- In February 2019 Acuity magazine, in mailboxes from 1 February, we introduce the new CA ANZ president and regional council chairs.
- On the cover is Mark Nielsen CA, the CEO Asia-Pacific of Talent recruitment, who in two years halved staff turnover and boosted earnings by 40%. His secret? He says it’s his CA training.
- We also interview Janelle Hopkins FCA on reshaping Australia Post for the future, and find out how successful CFOs are setting budgets and forecasts.
The tech evolution is touching almost every part of an accountant’s role but as technological capabilities escalate, people are becoming more rather than less important.
Smart modelling tools can spit out a snapshot of business health in almost the click of an accountant’s fingers. Yet it’s those accountants who can discern the story behind those numbers, who can relate them to a business’s strategy and, crucially, set credible targets for success that are adding real value to their role.
In the February issue, Acuity interviews finance professionals from established, turnaround and start-up businesses on their approaches to setting budgets and forecasts – two tasks that increasingly converge.
What is their top tool for getting budgets and forecasts chiming harmoniously? It’s not a particular software, as you might think, but good communication with people at all levels of an enterprise.

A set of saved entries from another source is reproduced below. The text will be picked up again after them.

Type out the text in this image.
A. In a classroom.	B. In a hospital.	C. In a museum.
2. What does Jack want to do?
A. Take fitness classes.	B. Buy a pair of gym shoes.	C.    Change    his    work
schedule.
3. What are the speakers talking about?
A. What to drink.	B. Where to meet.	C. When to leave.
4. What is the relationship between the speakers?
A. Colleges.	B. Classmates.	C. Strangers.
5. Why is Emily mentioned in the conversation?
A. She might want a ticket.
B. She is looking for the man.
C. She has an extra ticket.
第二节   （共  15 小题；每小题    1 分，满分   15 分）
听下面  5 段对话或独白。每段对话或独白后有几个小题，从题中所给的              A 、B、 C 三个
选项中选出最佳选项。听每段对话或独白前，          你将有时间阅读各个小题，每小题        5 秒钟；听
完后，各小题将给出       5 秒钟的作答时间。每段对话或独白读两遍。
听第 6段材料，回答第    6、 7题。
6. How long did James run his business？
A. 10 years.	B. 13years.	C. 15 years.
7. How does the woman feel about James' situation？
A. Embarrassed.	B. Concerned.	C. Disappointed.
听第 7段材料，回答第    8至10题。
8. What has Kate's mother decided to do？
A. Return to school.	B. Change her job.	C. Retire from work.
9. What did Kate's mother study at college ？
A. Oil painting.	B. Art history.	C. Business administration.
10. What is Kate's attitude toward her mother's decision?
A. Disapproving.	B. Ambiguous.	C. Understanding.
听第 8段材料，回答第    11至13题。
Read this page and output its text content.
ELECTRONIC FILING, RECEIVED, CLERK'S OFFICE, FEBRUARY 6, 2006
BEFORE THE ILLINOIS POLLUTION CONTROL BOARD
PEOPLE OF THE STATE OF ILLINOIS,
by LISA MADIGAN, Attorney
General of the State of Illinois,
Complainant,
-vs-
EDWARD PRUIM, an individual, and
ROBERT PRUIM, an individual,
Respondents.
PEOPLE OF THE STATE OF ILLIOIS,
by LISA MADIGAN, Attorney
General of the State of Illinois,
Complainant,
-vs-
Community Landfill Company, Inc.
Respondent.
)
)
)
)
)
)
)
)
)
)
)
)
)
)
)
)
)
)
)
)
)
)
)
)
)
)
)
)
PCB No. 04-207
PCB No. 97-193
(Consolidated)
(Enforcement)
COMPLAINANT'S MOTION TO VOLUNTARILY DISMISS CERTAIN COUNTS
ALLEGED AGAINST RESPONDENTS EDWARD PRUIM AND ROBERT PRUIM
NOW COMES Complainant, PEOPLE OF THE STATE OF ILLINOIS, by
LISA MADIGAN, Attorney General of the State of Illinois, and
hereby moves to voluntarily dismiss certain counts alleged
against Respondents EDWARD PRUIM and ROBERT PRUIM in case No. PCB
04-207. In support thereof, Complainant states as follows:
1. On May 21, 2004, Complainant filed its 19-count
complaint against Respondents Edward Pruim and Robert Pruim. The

“A more relaxed environment can still be a high-performance environment.”
Change from the top
Mark Nielsen CA, the CEO Asia-Pacific of Talent recruitment firm, also cites good communication as a factor in halving his business’s staff turnover rate from 25% to 12%, against a recruitment industry average of 35%.
Nielsen, who features on the February cover, says he took the strategic planning skills he learned in his accounting and corporate finance background and applied them to his passion of developing people.
“This is a pure people business and it’s about motivating people to set their ambitions high, and creating engagement with people in order for them to be the very best they can be,” he says.
Transparency around Talent’s targets and clear business plans for all people and all levels of management have resonated with staff. Nielsen believes Talent’s more positive work culture was critical to it achieving a 40% lift in earnings last financial year.
“A more relaxed environment can still be a high-performance environment,” he says. “We find people are far more motivated in the way they approach their work… it’s not rocket science.”
Dealing with digital disruption
Acuity also interviews Janelle Hopkins FCA, who as chief financial officer of Australia Post is helping reshape the company from its once-mighty letters monopoly towards rapid, reliable delivery of e-commerce parcels.
Few strategists face a tougher job, and few industries have been more disrupted by digital technology. In her first full year as CFO, 2014-2015, Hopkins signed off on an after-tax loss of A$222 million – the first loss Australia Post had recorded in 30 years.
The business is back in the black, with a A$134 million profit, but Hopkins wants to future-proof Australia Post by expanding its services and entrenching it as Australia’s leading delivery brand.
“No-one can bury their head in the sand around the impact of disruption and the pace of change,” she says. “Every organisation, big or small, needs to always be thinking about what’s coming over the horizon… Because if you’re not considering a change, you are going backwards.”
“No-one can bury their head in the sand around the impact of disruption and the pace of change.”
Future-proofing the accounting profession is on the minds of CA ANZ’s 2019 leadership group, who are introduced in February Acuity.
In addition to promoting ethical leadership among chartered accountants, Stephen Walker FCA, the new CA ANZ president, wants the organisation to offer more advice for small to medium accounting firms on evolving their practices.
He is also keen to highlight potential careers for CAs beyond the corporate ladder in the not-for-profit and government sectors.
Regional council chairs point to the need for more cybersecurity and technical knowledge among accountants, and the danger of offshoring more junior work, as it means trainee accountants don’t get to learn about accounting basics and controls in Australia.
However, all agree that it is the chartered accountants’ commitment to ethics that will keep the profession in good stead, whatever the future brings.